On the other hand, to await the day when newer religious groups achieve a statistical critical mass might keep us from saying anything about them for a long time to come. And whether they like it or not, Muslims in the United States are the subject of a great deal of attention at present and are adherents of the only faith associated with extensive anti-American violence. As even so liberal a publication as the New York Review of Books has pointed out, there is also an increasingly homegrown dimension to anti-American Islamic attacks. Does the religious tolerance in Americans’ national DNA extend to Muslims? Given radical Islam’s targeting of the United States, chiefly if by no means exclusively, should Americans be tolerant of Muslims’ demands for accommodation of their faith when those demands seem at odds with liberal norms? Germany sought to be tolerant but eventually felt that it had to deport the so-called “caliph of Cologne” for his repeated and outspoken denunciations of the German political order. Putnam and Campbell say that the more Americans get to know people of other religions (or of no religion), the more they like them. But what of those—not always Muslims, to be sure—who denounce America as the Great Satan on religious grounds? Liberal societies reach the limits of tolerance when they have to deal with persons who reject the constitutional basis of those societies. This book cannot help us with that debate.

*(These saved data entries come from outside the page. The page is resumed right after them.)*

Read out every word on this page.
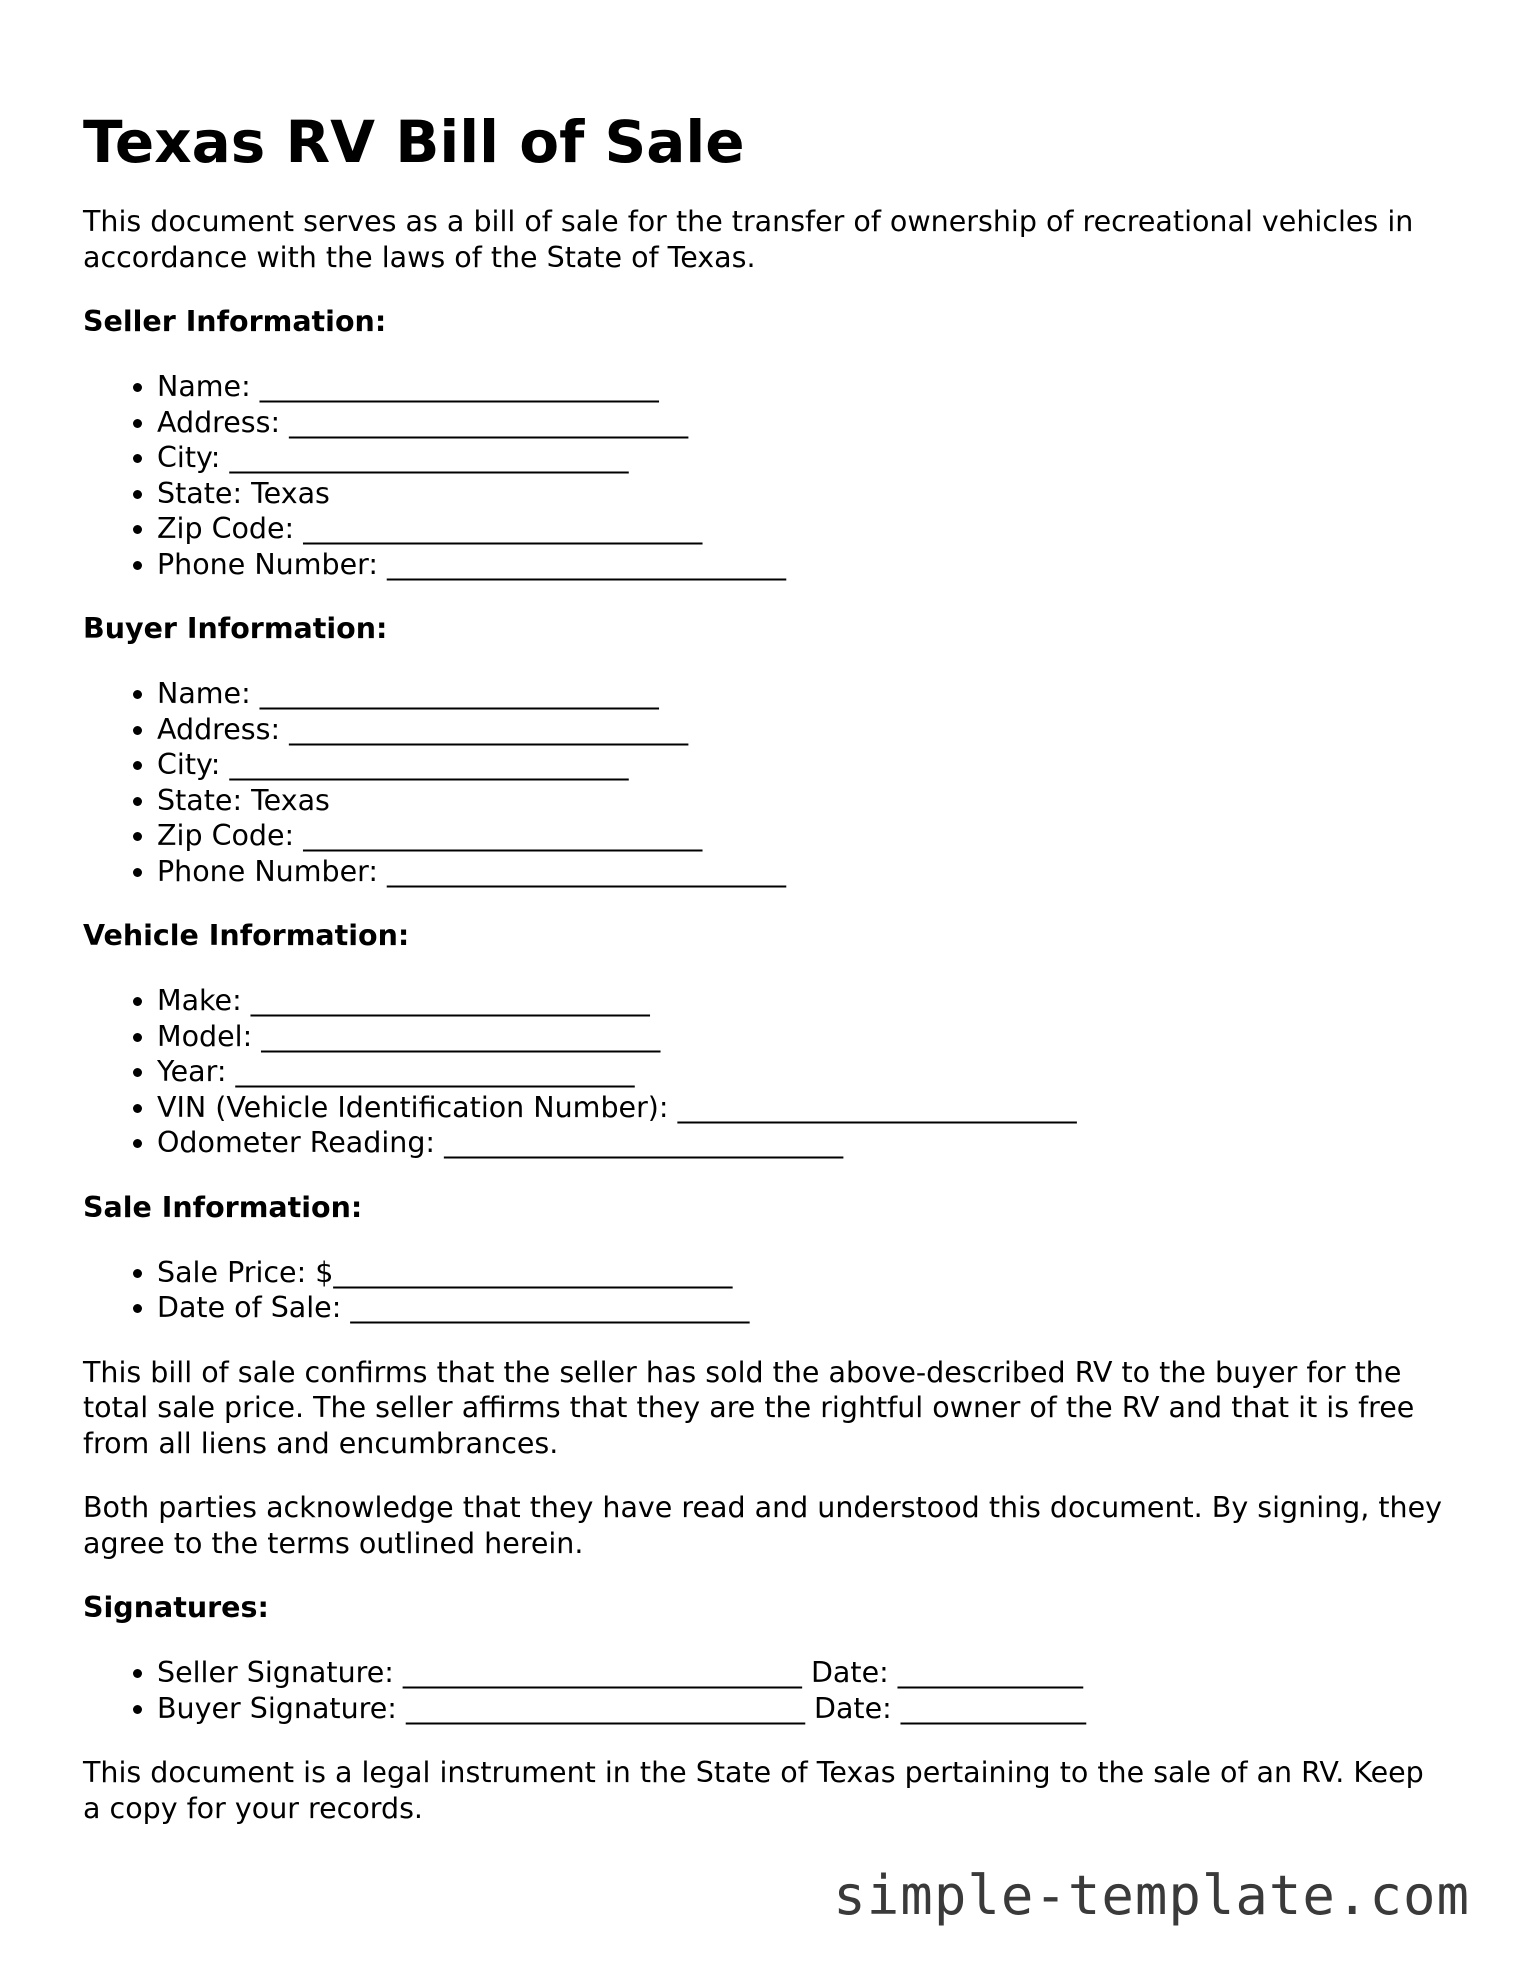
Texas RV Bill of Sale

This document serves as a bill of sale for the transfer of ownership of recreational vehicles in accordance with the laws of the State of Texas.

Seller Information:
• Name: ____________________________
• Address: ____________________________
• City: ____________________________
• State: Texas
• Zip Code: ____________________________
• Phone Number: ____________________________
Buyer Information:
• Name: ____________________________
• Address: ____________________________
• City: ____________________________
• State: Texas
• Zip Code: ____________________________
• Phone Number: ____________________________
Vehicle Information:
• Make: ____________________________
• Model: ____________________________
• Year: ____________________________
• VIN (Vehicle Identification Number): ____________________________
• Odometer Reading: ____________________________
Sale Information:
• Sale Price: $____________________________
• Date of Sale: ____________________________

This bill of sale confirms that the seller has sold the above-described RV to the buyer for the total sale price. The seller affirms that they are the rightful owner of the RV and that it is free from all liens and encumbrances.

Both parties acknowledge that they have read and understood this document. By signing, they agree to the terms outlined herein.

Signatures:
• Seller Signature: ____________________________ Date: _____________
• Buyer Signature: ____________________________ Date: _____________

This document is a legal instrument in the State of Texas pertaining to the sale of an RV. Keep a copy for your records.

simple-template.com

Notwithstanding this quibble, Putnam and Campbell have produced a thoroughly researched, clearly written study of the state of American religion that reminds Americans of what we hold in common and offers the prospect that the polarization produced by the 1960s and its sequelae may be behind us. They do so on the basis of meticulous research using a broad variety of social scientific methods. The book comprises another valuable contribution to sociological efforts to make sense of American life—even if its principal author is not formally a member of the guild. Many sociologists will follow in his footsteps, as will many nonspecialist readers, because American Grace is an outstanding example of public sociology.